By John Anderson – Farmers Storage, Inc., Essex, Mo.

john andersonRice quality, specifically chalk, has been the buzz phrase lately with buyers and farmers both. In recent years, the quality of U.S. rice has not been as attractive to buyers in Central America. However, the U.S. has the best farmers in the world, along with some of the best technology, which allows us to provide the highest quality rice available and to determine rice purity. This will require change in some of the farming and handling practices that are currently being employed on a widespread basis. The first step is to identify varieties that are desired by the consumers. Many U.S. farmers are trying to get the highest field yields, highest milling and manage input costs to maximize the return to their farming business – a sound approach in a marketplace that demands quality. But in today’s world, costs continue to go up, prices vary, and we always have unpredictable weather. There are two ways to look at this – quality demanded by the consumer and efficiencies. We need to provide a product that allows for both. It has to be a win/win for the buyer and the producer. The next step involves the processor who needs a product that is homogenous in size, cooking and milling characteristics to achieve efficiency. In the milling process, if kernel size or quality of the grain is different, more is required to turn out the end product. This is crucial to the bottom line and logistics of any production facility.

We have to go after what the marketplace desires and then fit our practices to achieve this. We must be poised to take these opportunities or someone else will.

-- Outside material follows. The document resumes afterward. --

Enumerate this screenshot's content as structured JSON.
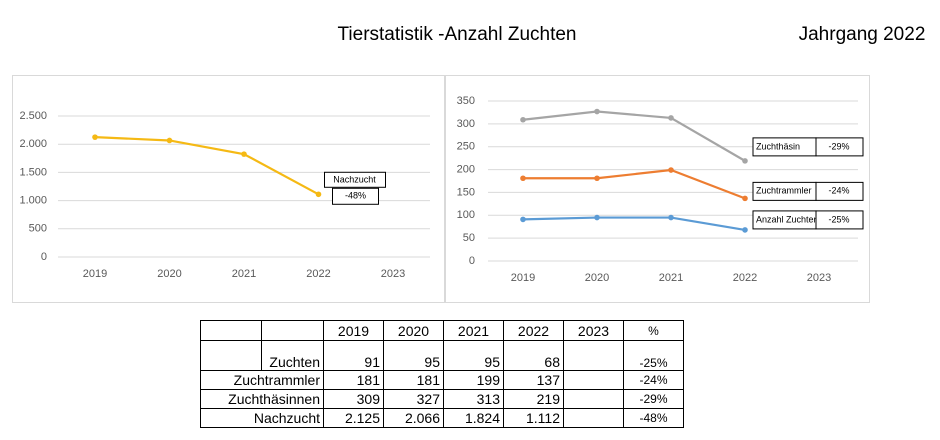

Backing further into the process, farmers need a product that yields the highest return and is wanted by the end user in the marketplace. We cannot force something on the buyer of today’s food product. First, we have to go after what the marketplace desires and then fit our practices to achieve this, which requires us to segregate and position ourselves to fill these needs. We must be poised to take these opportunities or someone else will. Sometimes we have to do the work before the reward comes. Moving towards these practices will make our rice more sought out and, therefore, increase demand in the long run for what the U.S. is known for – high-quality rice.